I think I've saved their marriage. Finally. I know how to play the game. :] I'm happy that they are finally working things out. but the way it got there wasn't the best, but there is no looking back now.
Read 0 comments

LETS GO LIFE...

about 18 days. Holy shit, thank god. Not looking forward to my birthday, par say.. but I am looking forward to being 18. Today has been interesting, my mind set (as you probably noticed through past posts from today) has just been FED UP. I am fed up with the pathetic public school system, there is nothing more I want then to go to College. More than ANYTHING at this point. I Want to live on my own, preferably with her. Lisa makes super notes, with sweet notes in them. I am just ready to grow up, and start my life and I am tired of people looking at me like I am a child. I work, I go to school, I drive, I have responsibility's. Please, take notice in that before you assume I don't know anything about anything. You know? Feeling kind of anxious, and I think Lisa is too. We are both ready for something bigger in our life.
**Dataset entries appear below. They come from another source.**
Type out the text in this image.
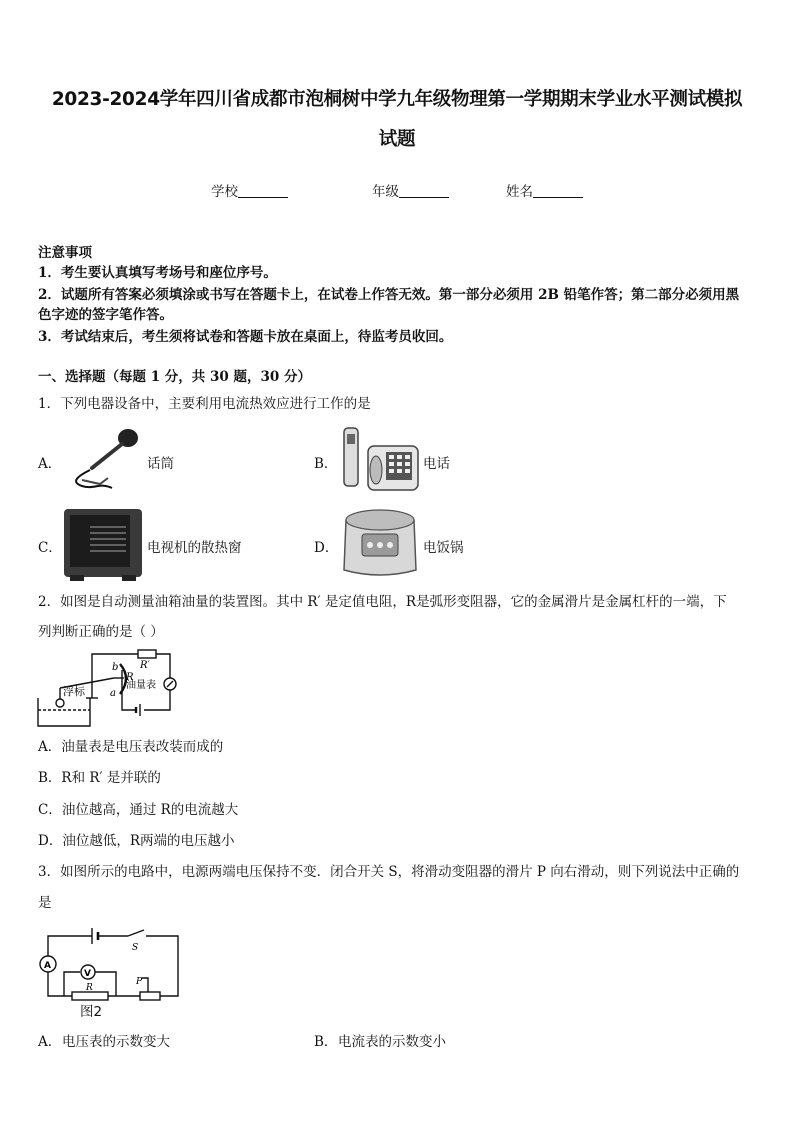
2023-2024学年四川省成都市泡桐树中学九年级物理第一学期期末学业水平测试模拟
试题
学校	年级	姓名
注意事项
1．考生要认真填写考场号和座位序号。
2．试题所有答案必须填涂或书写在答题卡上，在试卷上作答无效。第一部分必须用 2B 铅笔作答；第二部分必须用黑
色字迹的签字笔作答。
3．考试结束后，考生须将试卷和答题卡放在桌面上，待监考员收回。
一、选择题（每题 1 分，共 30 题，30 分）
1．下列电器设备中，主要利用电流热效应进行工作的是
A．	话筒	B．	电话
C．	电视机的散热窗	D．	电饭锅
2．如图是自动测量油箱油量的装置图。其中 R′ 是定值电阻，R是弧形变阻器，它的金属滑片是金属杠杆的一端，下
列判断正确的是（ ）
浮标	油量表
R′
R
b
a
A．油量表是电压表改装而成的
B．R和 R′ 是并联的
C．油位越高，通过 R的电流越大
D．油位越低，R两端的电压越小
3．如图所示的电路中，电源两端电压保持不变．闭合开关 S，将滑动变阻器的滑片 P 向右滑动，则下列说法中正确的
是
A
V
S
R
P
图2
A． 电压表的示数变大	B． 电流表的示数变小
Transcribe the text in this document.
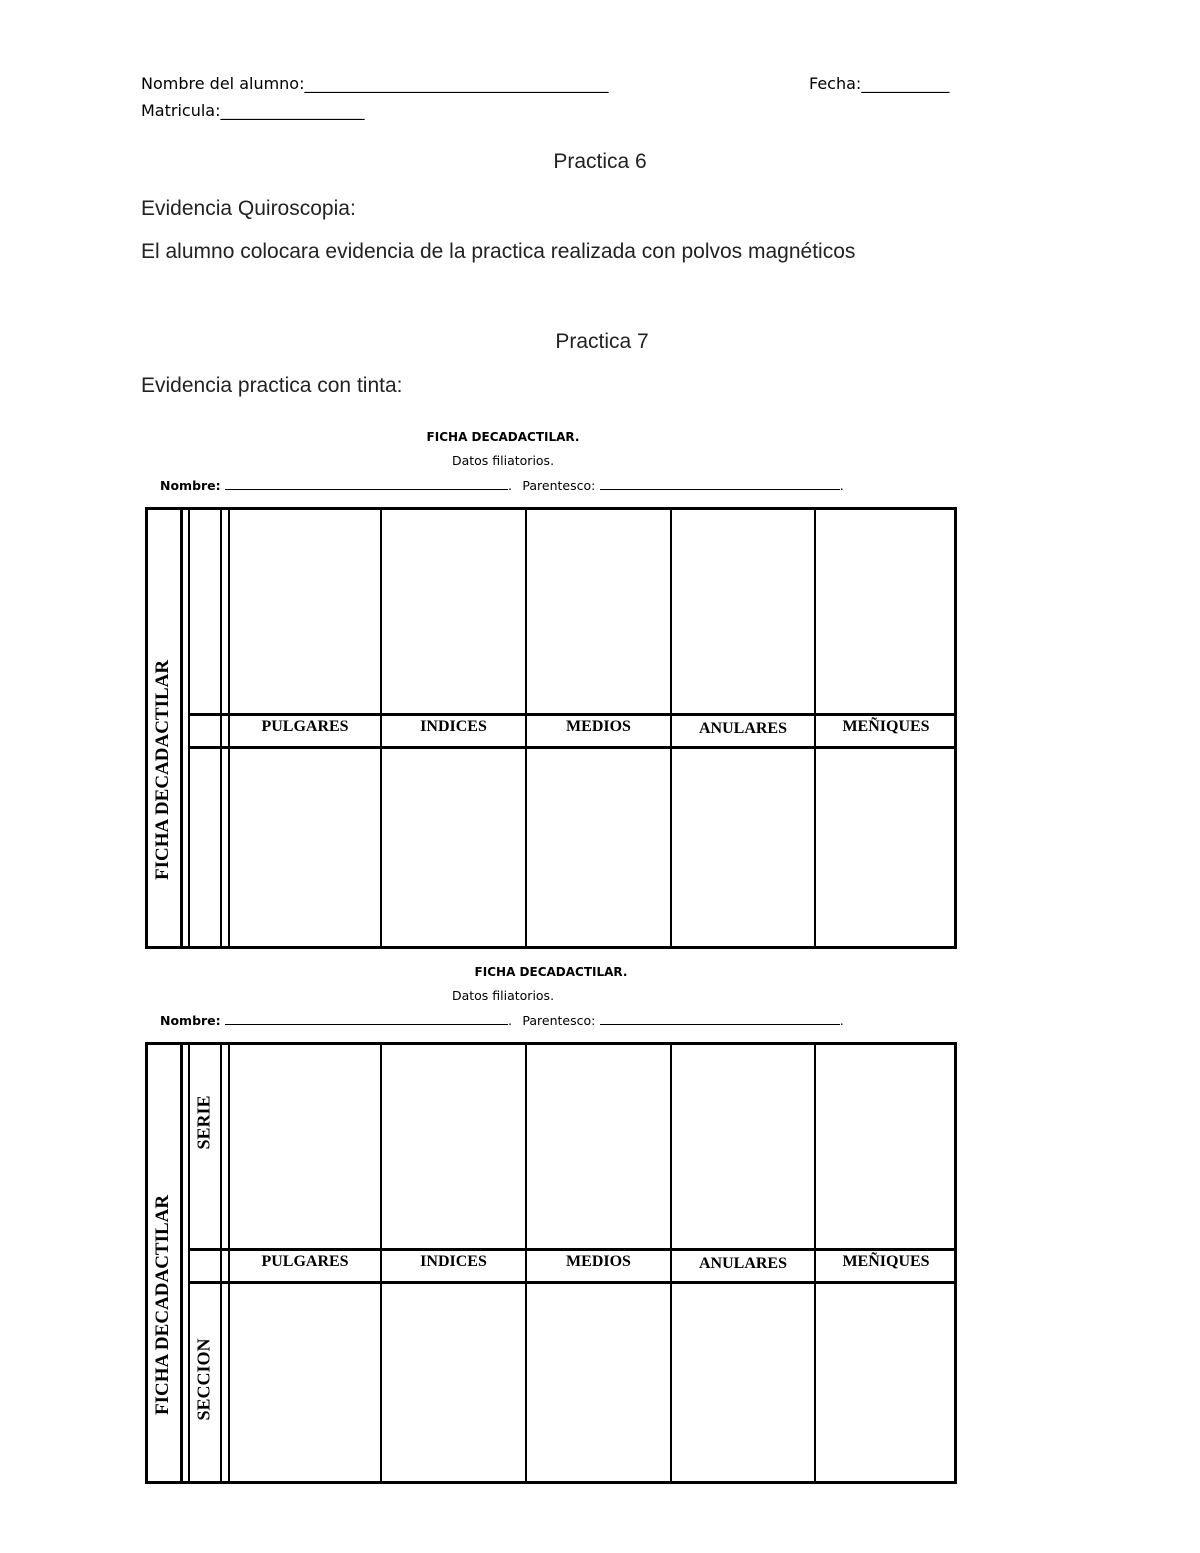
Nombre del alumno:______________________________________	Fecha:___________
Matricula:__________________
Practica 6
Evidencia Quiroscopia:
El alumno colocara evidencia de la practica realizada con polvos magnéticos
Practica 7
Evidencia practica con tinta:
FICHA DECADACTILAR.
Datos filiatorios.
Nombre:	. Parentesco:	.
FICHA DECADACTILAR	PULGARES	INDICES	MEDIOS	ANULARES	MEÑIQUES
FICHA DECADACTILAR.
Datos filiatorios.
Nombre:	. Parentesco:	.
FICHA DECADACTILAR
SERIE
SECCION
PULGARES	INDICES	MEDIOS	ANULARES	MEÑIQUES
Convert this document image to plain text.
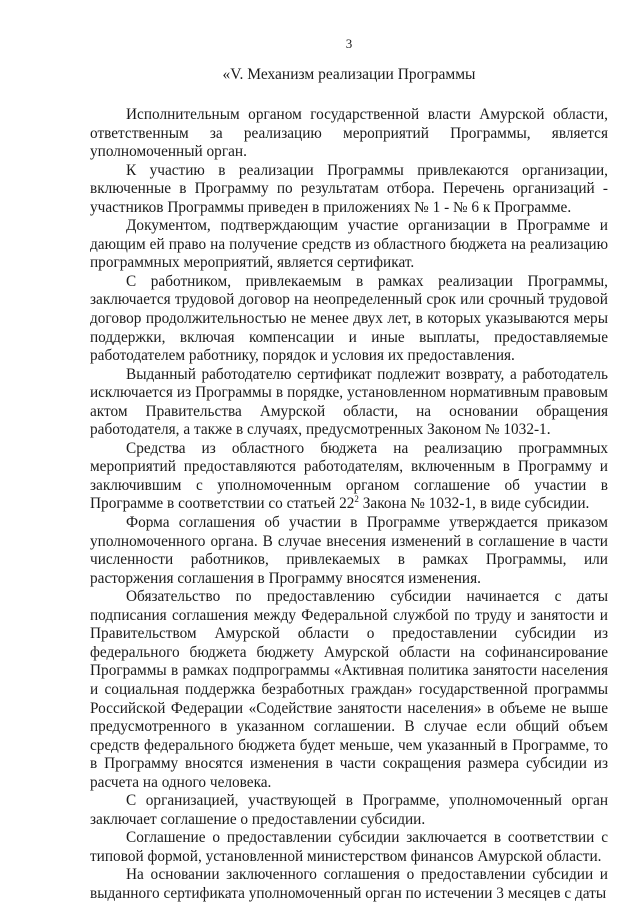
3
«V. Механизм реализации Программы

Исполнительным органом государственной власти Амурской области, ответственным за реализацию мероприятий Программы, является уполномоченный орган.

К участию в реализации Программы привлекаются организации, включенные в Программу по результатам отбора. Перечень организаций - участников Программы приведен в приложениях № 1 - № 6 к Программе.

Документом, подтверждающим участие организации в Программе и дающим ей право на получение средств из областного бюджета на реализацию программных мероприятий, является сертификат.

С работником, привлекаемым в рамках реализации Программы, заключается трудовой договор на неопределенный срок или срочный трудовой договор продолжительностью не менее двух лет, в которых указываются меры поддержки, включая компенсации и иные выплаты, предоставляемые работодателем работнику, порядок и условия их предоставления.

Выданный работодателю сертификат подлежит возврату, а работодатель исключается из Программы в порядке, установленном нормативным правовым актом Правительства Амурской области, на основании обращения работодателя, а также в случаях, предусмотренных Законом № 1032-1.

Средства из областного бюджета на реализацию программных мероприятий предоставляются работодателям, включенным в Программу и заключившим с уполномоченным органом соглашение об участии в Программе в соответствии со статьей $22^2$ Закона № 1032-1, в виде субсидии.

Форма соглашения об участии в Программе утверждается приказом уполномоченного органа. В случае внесения изменений в соглашение в части численности работников, привлекаемых в рамках Программы, или расторжения соглашения в Программу вносятся изменения.

Обязательство по предоставлению субсидии начинается с даты подписания соглашения между Федеральной службой по труду и занятости и Правительством Амурской области о предоставлении субсидии из федерального бюджета бюджету Амурской области на софинансирование Программы в рамках подпрограммы «Активная политика занятости населения и социальная поддержка безработных граждан» государственной программы Российской Федерации «Содействие занятости населения» в объеме не выше предусмотренного в указанном соглашении. В случае если общий объем средств федерального бюджета будет меньше, чем указанный в Программе, то в Программу вносятся изменения в части сокращения размера субсидии из расчета на одного человека.

С организацией, участвующей в Программе, уполномоченный орган заключает соглашение о предоставлении субсидии.

Соглашение о предоставлении субсидии заключается в соответствии с типовой формой, установленной министерством финансов Амурской области.

На основании заключенного соглашения о предоставлении субсидии и выданного сертификата уполномоченный орган по истечении 3 месяцев с даты
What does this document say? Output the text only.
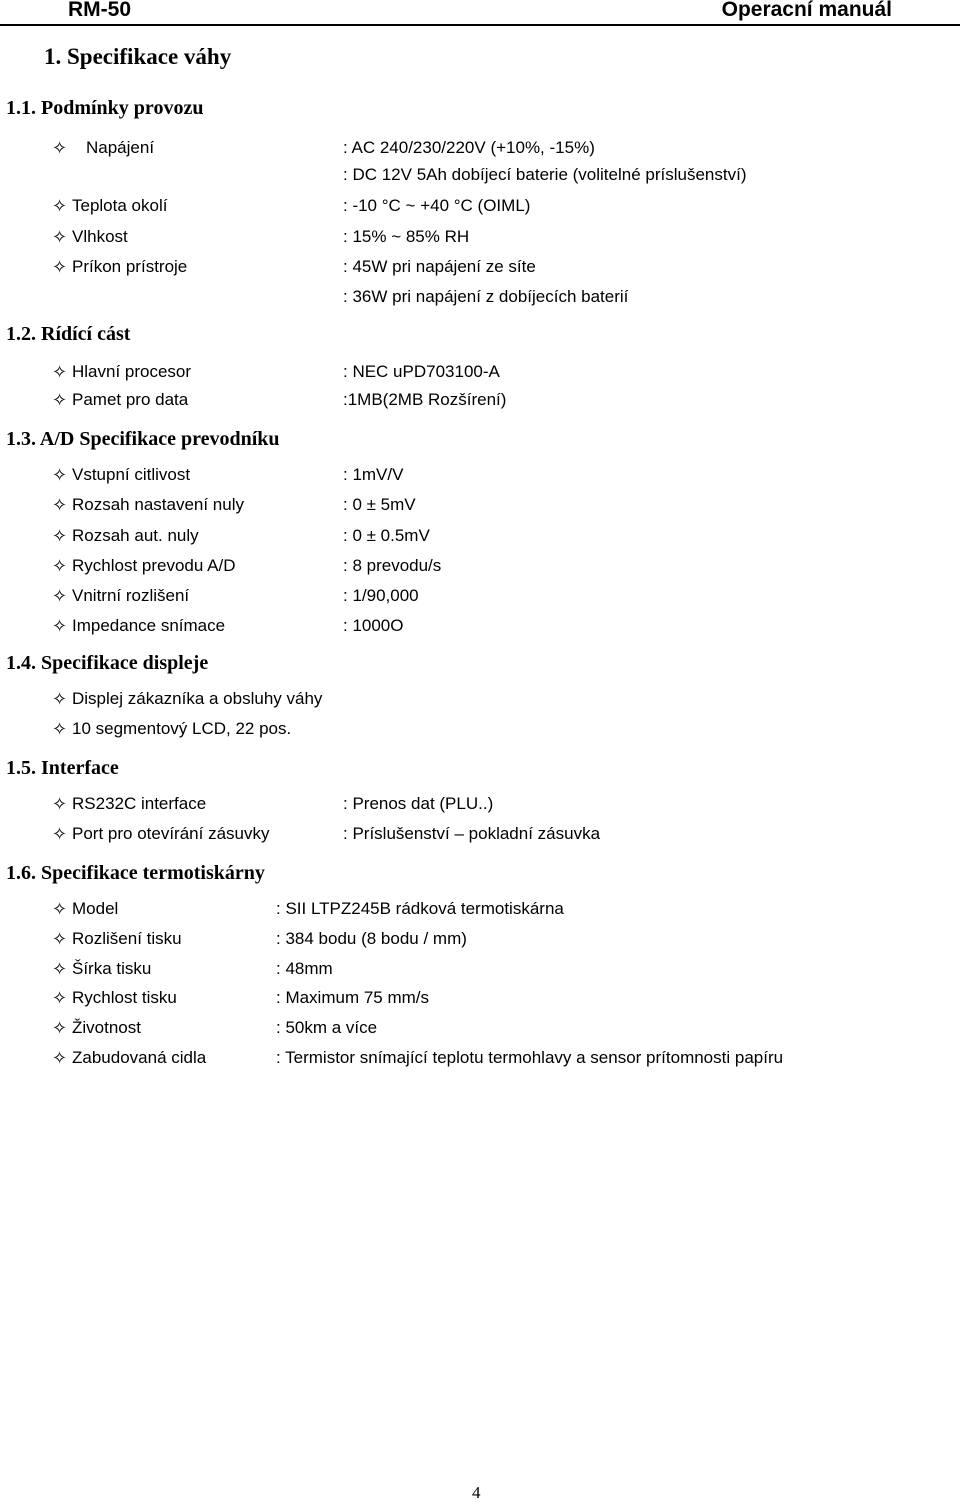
RM-50	Operacní manuál
1. Specifikace váhy
1.1. Podmínky provozu
✧ Napájení	: AC 240/230/220V (+10%, -15%)
: DC 12V 5Ah dobíjecí baterie (volitelné príslušenství)
✧ Teplota okolí	: -10 °C ~ +40 °C (OIML)
✧ Vlhkost	: 15% ~ 85% RH
✧ Príkon prístroje	: 45W pri napájení ze síte
: 36W pri napájení z dobíjecích baterií
1.2. Rídící cást
✧ Hlavní procesor	: NEC uPD703100-A
✧ Pamet pro data	:1MB(2MB Rozšírení)
1.3. A/D Specifikace prevodníku
✧ Vstupní citlivost	: 1mV/V
✧ Rozsah nastavení nuly	: 0 ± 5mV
✧ Rozsah aut. nuly	: 0 ± 0.5mV
✧ Rychlost prevodu A/D	: 8 prevodu/s
✧ Vnitrní rozlišení	: 1/90,000
✧ Impedance snímace	: 1000O
1.4. Specifikace displeje
✧ Displej zákazníka a obsluhy váhy
✧ 10 segmentový LCD, 22 pos.
1.5. Interface
✧ RS232C interface	: Prenos dat (PLU..)
✧ Port pro otevírání zásuvky	: Príslušenství – pokladní zásuvka
1.6. Specifikace termotiskárny
✧ Model	: SII LTPZ245B rádková termotiskárna
✧ Rozlišení tisku	: 384 bodu (8 bodu / mm)
✧ Šírka tisku	: 48mm
✧ Rychlost tisku	: Maximum 75 mm/s
✧ Životnost	: 50km a více
✧ Zabudovaná cidla	: Termistor snímající teplotu termohlavy a sensor prítomnosti papíru
4
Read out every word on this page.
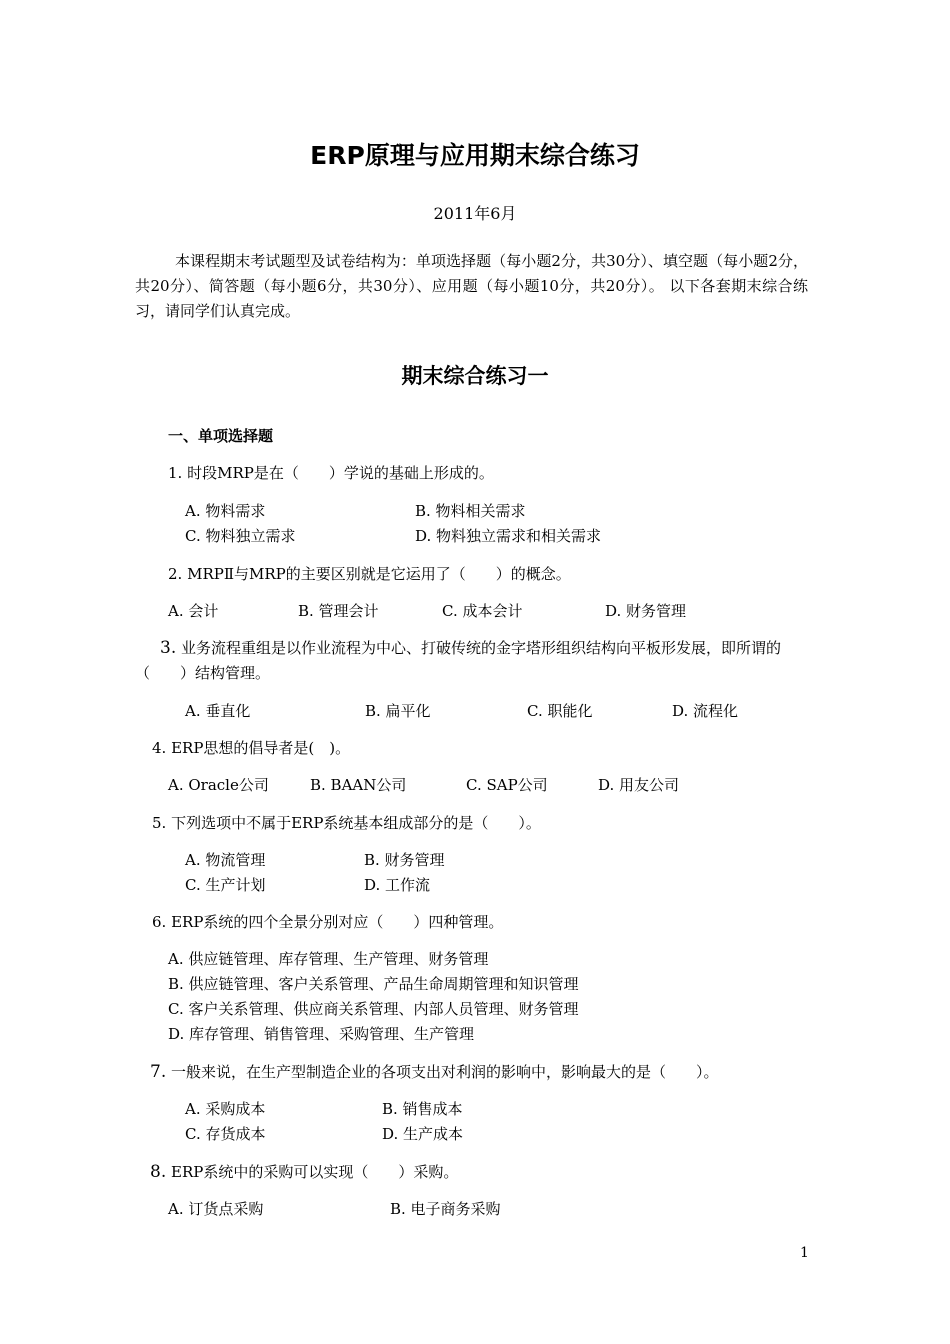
ERP原理与应用期末综合练习
2011年6月
本课程期末考试题型及试卷结构为：单项选择题（每小题2分，共30分）、填空题（每小题2分，共20分）、简答题（每小题6分，共30分）、应用题（每小题10分，共20分）。 以下各套期末综合练习，请同学们认真完成。
期末综合练习一
一、单项选择题
1. 时段MRP是在（　　）学说的基础上形成的。
A. 物料需求	B. 物料相关需求
C. 物料独立需求	D. 物料独立需求和相关需求
2. MRPⅡ与MRP的主要区别就是它运用了（　　）的概念。
A. 会计	B. 管理会计	C. 成本会计	D. 财务管理
3. 业务流程重组是以作业流程为中心、打破传统的金字塔形组织结构向平板形发展，即所谓的（　　）结构管理。
A. 垂直化	B. 扁平化	C. 职能化	D. 流程化
4. ERP思想的倡导者是(　)。
A. Oracle公司	B. BAAN公司	C. SAP公司	D. 用友公司
5. 下列选项中不属于ERP系统基本组成部分的是（　　）。
A. 物流管理	B. 财务管理
C. 生产计划	D. 工作流
6. ERP系统的四个全景分别对应（　　）四种管理。
A. 供应链管理、库存管理、生产管理、财务管理
B. 供应链管理、客户关系管理、产品生命周期管理和知识管理
C. 客户关系管理、供应商关系管理、内部人员管理、财务管理
D. 库存管理、销售管理、采购管理、生产管理
7. 一般来说，在生产型制造企业的各项支出对利润的影响中，影响最大的是（　　）。
A. 采购成本	B. 销售成本
C. 存货成本	D. 生产成本
8. ERP系统中的采购可以实现（　　）采购。
A. 订货点采购	B. 电子商务采购
1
This petty high school shit is too overwhelming and ignorantly tiresome.
Read 0 comments

Juno

"The best thing you can do is to find a person who loves you for exactly who you are. Good mood, bad mood, ugly, pretty, handsome, what-have-you...the right person will still think that the sun shines out your ass. That's the kind of person that's worth sticking with." I just saw this on someone elses Sitdiary, it is from the movie Juno, which is an awesome movie. This quote is so true too, I just thought I would share. :D
Read 2 comments

Untitled

School. Schoolschoolschoolschoolschool.... So tired of this fucking bull shit. I can't wait to be out of the public school system. I want it to be just work, for awhile anyway...then Clark...but yeah... I like it when I just have to worry about work, and when I get to see Lisa next. It's nice. I can't wait until summer. :D
Read 0 comments

Untitled

I still can't believe she did that. not the best day for me. Work was great though. Eh,nothing else, really. I'm kinda realizing that I don't really like people, but at the same time I do. Weird.